If your child is the first in your family to go to college – there are about 4.5 million of them starting at universities each year — they are less likely to be academically prepared, understand the financial obligations involved or even graduate. If your child comes from the bottom quarter of income distribution, college is a place where she’s in the extreme minority: In a survey of the top 100 schools, Deresiewicz reports, only 3 percent of undergraduates came from families in the bottom quarter of the income distribution, while 75 percent were from the top quarter.
Besides, the right school still might not make a child happy and, according to new research, students aren’t even learning very much anyway. Last week, authors Richard Arum and Josipa Roska released an update of their shocking book, Academically Adrift, in which they revealed many students had “limited or no learning at school.” In a new follow-up study, the researchers found the now graduated students unable to settle on careers because of a lack of critical thinking skills.
We hate seeing our kids in pain. But trying to fast forward through a child’s struggle can have the opposite effect. “Pain and struggle build muscle,” says Julie Mencher, a psychotherapist in Northampton, MA who consults with colleges on mental health issues. “They are part of the college process. You wouldn’t want them to sail through. They won’t be prepared for life.”
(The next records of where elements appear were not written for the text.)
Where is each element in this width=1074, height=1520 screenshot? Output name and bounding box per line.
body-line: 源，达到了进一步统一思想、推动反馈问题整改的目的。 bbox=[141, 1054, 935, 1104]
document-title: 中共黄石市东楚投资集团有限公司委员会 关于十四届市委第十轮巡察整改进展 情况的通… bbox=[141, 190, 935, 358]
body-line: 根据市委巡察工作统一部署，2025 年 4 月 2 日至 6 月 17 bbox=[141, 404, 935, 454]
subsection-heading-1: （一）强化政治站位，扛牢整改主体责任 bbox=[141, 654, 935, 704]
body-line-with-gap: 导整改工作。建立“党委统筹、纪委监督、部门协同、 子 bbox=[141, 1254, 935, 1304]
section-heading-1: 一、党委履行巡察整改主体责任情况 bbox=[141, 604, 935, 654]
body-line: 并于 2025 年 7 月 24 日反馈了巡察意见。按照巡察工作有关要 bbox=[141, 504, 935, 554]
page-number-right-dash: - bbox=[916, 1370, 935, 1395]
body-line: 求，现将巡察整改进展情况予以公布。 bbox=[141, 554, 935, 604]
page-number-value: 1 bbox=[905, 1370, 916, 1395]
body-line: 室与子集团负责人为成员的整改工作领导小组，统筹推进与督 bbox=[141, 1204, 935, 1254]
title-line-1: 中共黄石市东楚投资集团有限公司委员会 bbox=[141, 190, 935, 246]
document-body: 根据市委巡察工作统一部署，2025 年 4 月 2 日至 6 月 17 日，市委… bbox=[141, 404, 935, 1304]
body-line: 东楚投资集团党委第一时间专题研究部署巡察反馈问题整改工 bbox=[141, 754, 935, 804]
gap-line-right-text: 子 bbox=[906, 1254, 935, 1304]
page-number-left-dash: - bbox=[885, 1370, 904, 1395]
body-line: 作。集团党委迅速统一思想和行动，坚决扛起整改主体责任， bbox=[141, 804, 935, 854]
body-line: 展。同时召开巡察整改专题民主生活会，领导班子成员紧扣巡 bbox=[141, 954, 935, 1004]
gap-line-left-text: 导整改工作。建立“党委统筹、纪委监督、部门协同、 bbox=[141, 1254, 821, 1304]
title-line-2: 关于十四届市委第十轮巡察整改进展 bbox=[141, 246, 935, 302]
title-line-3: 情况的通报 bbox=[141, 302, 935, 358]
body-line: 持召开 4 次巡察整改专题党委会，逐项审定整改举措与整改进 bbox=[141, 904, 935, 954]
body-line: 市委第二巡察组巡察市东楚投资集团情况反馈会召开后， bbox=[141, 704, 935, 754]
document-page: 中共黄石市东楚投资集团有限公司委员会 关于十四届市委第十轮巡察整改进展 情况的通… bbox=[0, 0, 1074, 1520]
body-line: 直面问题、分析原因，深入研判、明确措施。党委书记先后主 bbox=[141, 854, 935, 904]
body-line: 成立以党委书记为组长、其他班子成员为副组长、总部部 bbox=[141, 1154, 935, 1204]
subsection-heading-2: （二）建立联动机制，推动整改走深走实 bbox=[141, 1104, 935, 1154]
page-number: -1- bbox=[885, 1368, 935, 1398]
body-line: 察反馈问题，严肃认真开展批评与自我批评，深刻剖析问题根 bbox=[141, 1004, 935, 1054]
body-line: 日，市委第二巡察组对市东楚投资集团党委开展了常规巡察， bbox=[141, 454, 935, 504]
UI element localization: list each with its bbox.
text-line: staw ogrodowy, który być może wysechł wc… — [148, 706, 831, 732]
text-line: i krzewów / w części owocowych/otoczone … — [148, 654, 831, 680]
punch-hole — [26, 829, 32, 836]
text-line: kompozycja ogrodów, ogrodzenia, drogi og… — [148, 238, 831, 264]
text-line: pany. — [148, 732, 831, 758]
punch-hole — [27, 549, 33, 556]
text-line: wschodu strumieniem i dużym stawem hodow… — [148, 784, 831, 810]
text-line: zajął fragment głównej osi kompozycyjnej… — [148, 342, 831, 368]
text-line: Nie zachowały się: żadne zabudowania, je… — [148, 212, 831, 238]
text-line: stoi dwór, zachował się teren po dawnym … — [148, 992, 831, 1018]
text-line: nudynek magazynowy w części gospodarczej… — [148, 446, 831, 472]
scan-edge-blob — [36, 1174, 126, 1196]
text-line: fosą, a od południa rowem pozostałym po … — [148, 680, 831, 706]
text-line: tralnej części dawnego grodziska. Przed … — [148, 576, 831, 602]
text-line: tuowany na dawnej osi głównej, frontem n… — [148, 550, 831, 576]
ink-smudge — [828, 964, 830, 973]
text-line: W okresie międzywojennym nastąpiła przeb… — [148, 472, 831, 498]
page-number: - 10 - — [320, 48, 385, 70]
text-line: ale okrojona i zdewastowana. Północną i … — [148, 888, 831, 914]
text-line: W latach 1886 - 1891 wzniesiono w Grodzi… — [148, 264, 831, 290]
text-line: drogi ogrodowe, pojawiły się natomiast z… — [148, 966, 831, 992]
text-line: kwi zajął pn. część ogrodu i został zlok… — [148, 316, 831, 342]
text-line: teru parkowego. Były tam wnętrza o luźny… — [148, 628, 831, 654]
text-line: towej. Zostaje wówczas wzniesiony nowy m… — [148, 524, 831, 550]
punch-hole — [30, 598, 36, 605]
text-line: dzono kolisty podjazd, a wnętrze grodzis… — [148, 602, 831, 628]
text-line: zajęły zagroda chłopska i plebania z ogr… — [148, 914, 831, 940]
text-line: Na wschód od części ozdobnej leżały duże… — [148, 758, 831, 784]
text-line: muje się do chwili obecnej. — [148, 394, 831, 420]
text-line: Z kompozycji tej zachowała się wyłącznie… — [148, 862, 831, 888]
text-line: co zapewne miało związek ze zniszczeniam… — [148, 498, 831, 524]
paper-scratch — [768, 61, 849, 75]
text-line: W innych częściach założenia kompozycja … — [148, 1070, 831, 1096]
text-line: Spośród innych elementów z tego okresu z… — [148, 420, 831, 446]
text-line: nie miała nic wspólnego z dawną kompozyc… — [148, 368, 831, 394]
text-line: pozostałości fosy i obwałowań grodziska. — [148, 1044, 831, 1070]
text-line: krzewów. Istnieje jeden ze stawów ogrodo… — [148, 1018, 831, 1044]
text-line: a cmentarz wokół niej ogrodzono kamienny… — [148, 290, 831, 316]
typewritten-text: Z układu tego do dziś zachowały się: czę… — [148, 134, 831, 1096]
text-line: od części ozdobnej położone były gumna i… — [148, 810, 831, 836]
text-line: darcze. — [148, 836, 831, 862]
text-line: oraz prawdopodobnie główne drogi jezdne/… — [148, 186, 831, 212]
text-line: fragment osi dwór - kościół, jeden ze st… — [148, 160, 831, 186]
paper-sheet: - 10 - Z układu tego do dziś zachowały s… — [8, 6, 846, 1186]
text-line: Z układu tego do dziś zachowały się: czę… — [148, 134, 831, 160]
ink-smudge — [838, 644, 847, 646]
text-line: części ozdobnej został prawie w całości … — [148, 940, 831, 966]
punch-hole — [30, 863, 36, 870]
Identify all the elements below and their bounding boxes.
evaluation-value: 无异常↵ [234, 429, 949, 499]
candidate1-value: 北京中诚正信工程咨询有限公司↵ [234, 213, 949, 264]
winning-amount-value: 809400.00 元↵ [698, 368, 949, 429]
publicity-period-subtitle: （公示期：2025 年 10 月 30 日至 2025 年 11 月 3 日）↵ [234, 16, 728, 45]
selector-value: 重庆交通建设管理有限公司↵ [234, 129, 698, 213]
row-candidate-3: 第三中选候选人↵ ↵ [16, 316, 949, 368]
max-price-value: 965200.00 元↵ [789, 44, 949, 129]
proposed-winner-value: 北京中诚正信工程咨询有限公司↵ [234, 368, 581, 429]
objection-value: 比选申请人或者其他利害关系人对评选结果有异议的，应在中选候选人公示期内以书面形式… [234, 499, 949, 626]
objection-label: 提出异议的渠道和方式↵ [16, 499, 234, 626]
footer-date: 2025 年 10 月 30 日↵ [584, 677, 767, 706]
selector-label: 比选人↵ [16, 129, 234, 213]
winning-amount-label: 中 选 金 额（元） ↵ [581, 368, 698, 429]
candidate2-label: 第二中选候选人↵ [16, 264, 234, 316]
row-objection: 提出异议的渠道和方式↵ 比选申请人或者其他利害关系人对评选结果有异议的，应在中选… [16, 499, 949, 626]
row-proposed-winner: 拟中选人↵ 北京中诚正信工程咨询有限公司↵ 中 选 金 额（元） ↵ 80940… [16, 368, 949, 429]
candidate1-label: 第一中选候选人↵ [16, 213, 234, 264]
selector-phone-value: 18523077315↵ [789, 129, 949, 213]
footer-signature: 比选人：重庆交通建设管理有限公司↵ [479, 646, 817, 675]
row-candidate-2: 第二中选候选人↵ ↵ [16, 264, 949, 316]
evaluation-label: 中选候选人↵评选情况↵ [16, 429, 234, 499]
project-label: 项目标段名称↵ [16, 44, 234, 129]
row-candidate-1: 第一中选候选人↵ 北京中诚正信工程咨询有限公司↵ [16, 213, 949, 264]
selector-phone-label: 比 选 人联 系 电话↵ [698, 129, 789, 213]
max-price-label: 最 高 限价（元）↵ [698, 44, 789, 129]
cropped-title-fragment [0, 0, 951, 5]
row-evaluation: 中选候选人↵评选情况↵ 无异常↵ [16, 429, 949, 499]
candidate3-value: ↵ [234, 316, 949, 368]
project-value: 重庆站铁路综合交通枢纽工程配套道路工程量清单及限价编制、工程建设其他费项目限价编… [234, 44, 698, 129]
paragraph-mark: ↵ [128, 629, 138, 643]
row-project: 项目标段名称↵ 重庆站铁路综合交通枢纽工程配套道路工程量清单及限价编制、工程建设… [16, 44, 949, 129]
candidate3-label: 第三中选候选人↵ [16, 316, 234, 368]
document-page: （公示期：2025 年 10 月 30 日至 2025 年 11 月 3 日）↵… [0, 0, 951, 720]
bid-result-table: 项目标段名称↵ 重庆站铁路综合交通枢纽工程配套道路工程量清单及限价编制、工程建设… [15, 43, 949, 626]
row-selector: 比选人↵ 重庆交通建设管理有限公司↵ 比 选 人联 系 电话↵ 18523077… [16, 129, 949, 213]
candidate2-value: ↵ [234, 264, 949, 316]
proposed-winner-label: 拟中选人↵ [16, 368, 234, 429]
Remember when they were learning to walk? They would face plant, then look right at you. If you freaked, their faces crumpled. If you said, “Oopsie, you fell! You’re okay,” and helped them up, they toddled right on. All these years later, little has changed. The right mix of empathy and optimism will teach your children how to respond to their new experiences away from home. “You have to model the ability to cope with feelings,” Mencher says. “Your reaction will influence theirs.”
Taking full advantage of all that college offers can be tough for teens facing a major life transition under pressure to perform. Perhaps we should all lower our expectations and let kids find their way. You can give them the opportunity to thrive, but when it comes to finding happiness or success, kids are really on their own. The good news is that an adolescent’s emotional roller coaster comes with one plum benefit: feelings pass and shift quickly. Last night’s despondent text can turn into tomorrow morning’s happy hello. Kids also reserve their foulest feelings for parents and most college students don’t want to get pegged a downer by their new friends. That leaves you as the receptacle for their anger and frustration.
If your kid seems happy, godspeed. But just because she rocked college last year doesn’t mean she won’t minor in heartbreak or identity crisis next semester. Be prepared. Look your kids’ struggles in the eye, and don’t blink. They’ll thank you for it – and text you more often.